因此无法正确获取修改后的路径,而是获得:viewfs://test/kylin/kylin_metadata/resources/GlobalDict/dict/BASE_TCLIVECHAT.V_CHATTRACKENTRYRECORD/ROBOTSES导致路径不存在异常。
通过程序解析^@m发现该值对应为109。因此需要将115编译成二进制进行替换:^@s
三、问题修复
最终执行操作如下:
#kylin元数据备份目录
cd /BigData/run/kylin/meta_backups
#创建需要修改的元数据目录
mkdir -p meta_repair_2019_04_15/dict/BASE_TCLIVECHAT.V_CHATTRACKENTRYRECORD/ROBOTSESSIONID/
cd meta_repair_2019_04_15/dict/BASE_TCLIVECHAT.V_CHATTRACKENTRYRECORD/ROBOTSESSIONID/
cp /BigData/run/kylin/meta_backups/meta_2019_04_15_00_00_06/dict/BASE_TCLIVECHAT.V_CHATTRACKENTRYRECORD/ROBOTSESSIONID/2ee6dc87-7842-4bfe-a1fe-cb88a8f91b3b.dict .

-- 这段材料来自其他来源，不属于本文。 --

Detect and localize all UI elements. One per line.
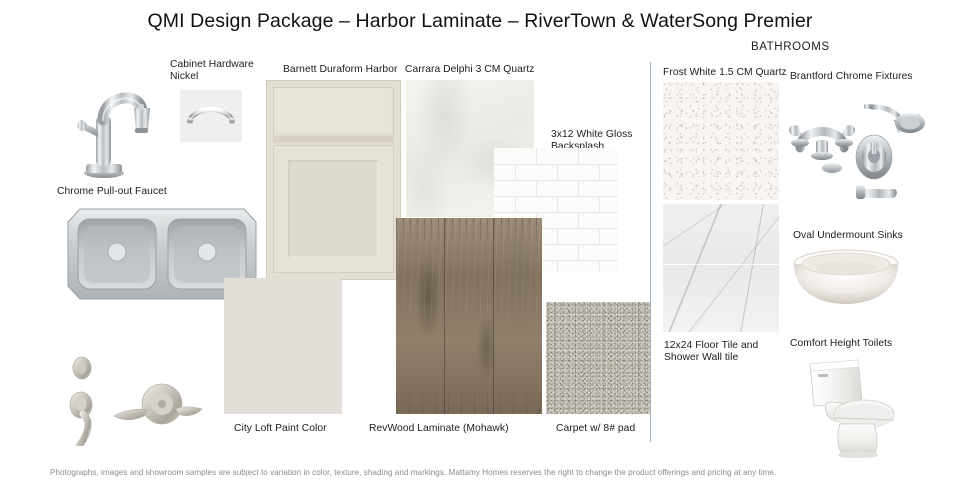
swatch-frost-white-quartz [663,82,779,200]
swatch-city-loft-paint [224,278,342,414]
caption-laminate: RevWood Laminate (Mohawk) [369,423,569,435]
design-selection-board: QMI Design Package – Harbor Laminate – R… [0,0,960,488]
caption-bath-tile: 12x24 Floor Tile and Shower Wall tile [664,340,784,365]
cabinet-door-frame [273,145,394,273]
swatch-revwood-laminate [396,218,542,414]
image-comfort-height-toilet [796,356,908,458]
image-oval-undermount-sink [790,244,902,306]
disclaimer-text: Photographs, images and showroom samples… [50,468,920,477]
page-title: QMI Design Package – Harbor Laminate – R… [0,10,960,33]
section-divider [650,62,651,442]
caption-bath-toilet: Comfort Height Toilets [790,338,940,350]
caption-kitchen-quartz: Carrara Delphi 3 CM Quartz [405,64,555,76]
cabinet-door-panel [288,160,379,258]
image-chrome-pullout-faucet [68,80,163,180]
image-brantford-chrome-fixtures [786,92,958,207]
swatch-cabinet-door-barnett-duraform-harbor [266,80,401,280]
caption-bath-quartz: Frost White 1.5 CM Quartz [663,67,793,79]
caption-chrome-pullout-faucet: Chrome Pull-out Faucet [57,186,217,198]
swatch-cabinet-hardware-nickel [180,90,242,142]
swatch-carpet [546,302,650,414]
swatch-12x24-floor-and-shower-tile [663,204,779,332]
caption-carpet: Carpet w/ 8# pad [556,423,666,435]
cabinet-drawer-front [273,87,394,137]
caption-paint: City Loft Paint Color [234,423,364,435]
caption-bath-fixtures: Brantford Chrome Fixtures [790,71,955,83]
section-header-bathrooms: BATHROOMS [751,41,830,53]
caption-bath-sinks: Oval Undermount Sinks [793,230,953,242]
image-satin-nickel-door-hardware [52,356,217,446]
cabinet-reveal [273,137,394,143]
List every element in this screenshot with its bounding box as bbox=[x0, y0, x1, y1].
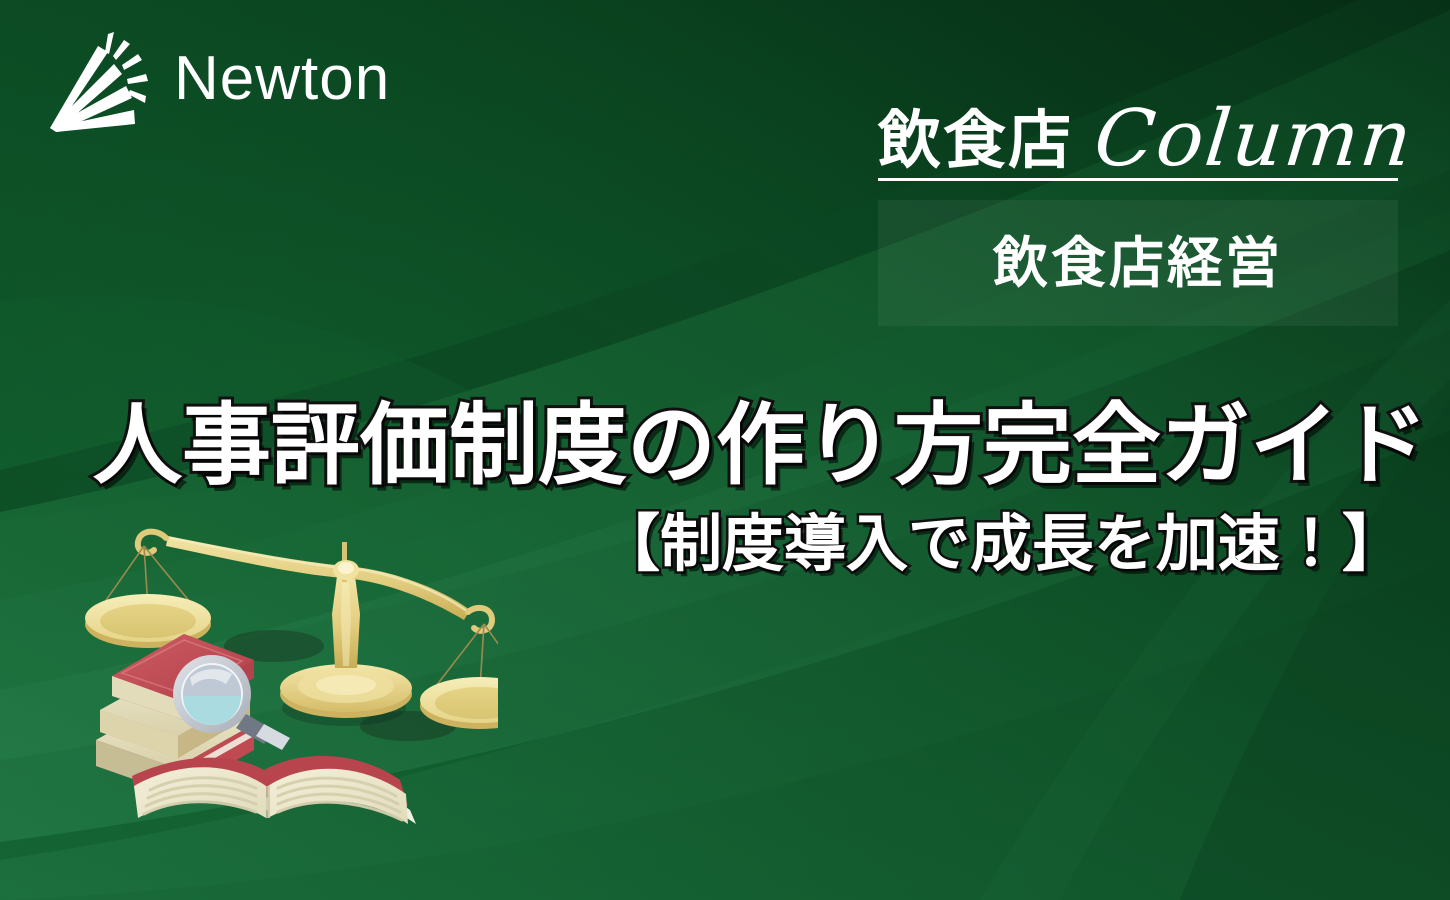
logo-wordmark: Newton bbox=[174, 48, 390, 116]
category-badge[interactable]: 飲食店経営 bbox=[878, 200, 1398, 326]
category-badge-label: 飲食店経営 bbox=[993, 236, 1283, 291]
column-heading-jp: 飲食店 bbox=[878, 109, 1073, 172]
newton-logo[interactable]: Newton bbox=[46, 28, 436, 136]
column-header: 飲食店 Column 飲食店経営 bbox=[872, 82, 1402, 326]
page-title: 人事評価制度の作り方完全ガイド bbox=[0, 398, 1428, 492]
open-book-icon bbox=[132, 756, 416, 824]
column-heading-en: Column bbox=[1091, 100, 1417, 178]
column-banner: Newton 飲食店 Column 飲食店経営 人事評価制度の作り方完全ガイド … bbox=[0, 0, 1450, 900]
column-heading: 飲食店 Column bbox=[872, 82, 1402, 174]
books-scale-magnifier-illustration bbox=[78, 518, 498, 868]
illustration-svg bbox=[78, 518, 498, 868]
book-burst-logo-icon bbox=[46, 30, 160, 134]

修改2ee6dc87-7842-4bfe-a1fe-cb88a8f91b3b.dict 文件对应的内容为:
^B_{
"uuid" : "2ee6dc87-7842-4bfe-a1fe-cb88a8f91b3b",
"last_modified" : 0,
"version" : "2.0.0",
"source_table" : "BASE_TCLIVECHAT.V_CHATTRACKENTRYRECORD",
"source_column" : "ROBOTSESSIONID",
"source_column_index" : 6,
"data_type" : "bigint",
"input" : {
"path" : "hdfs:///kylin/kylin_metadata/kylin-6e31d660-8f35-472c-abce-afb2c2bb19e3/IM_Track_Basic_Modeal_Cube/fact_distinct_columns/V_CHATTRACKENTRYRECORD.ROBOTSESSIONID",
"size" : 40424626,
"last_modified_time" : 1539833412761
},
"dictionary_class" : "org.apache.kylin.dict.AppendTrieDictionary",
"cardinality" : 2223751
}^@sviewfs://test/kylin/kylin_metadata/resources/GlobalDict/dict/BASE_TCLIVECHAT.V_CHATTRACKENTRYRECORD/ROBOTSESSIONID/
保存退出。
然后执行元数据修复命令
cd /BigData/run/kylin
metastore.sh restore meta_backups/meta_repair_2019_04_15
修复成功以后,重新调起kylin的build任务,执行成功。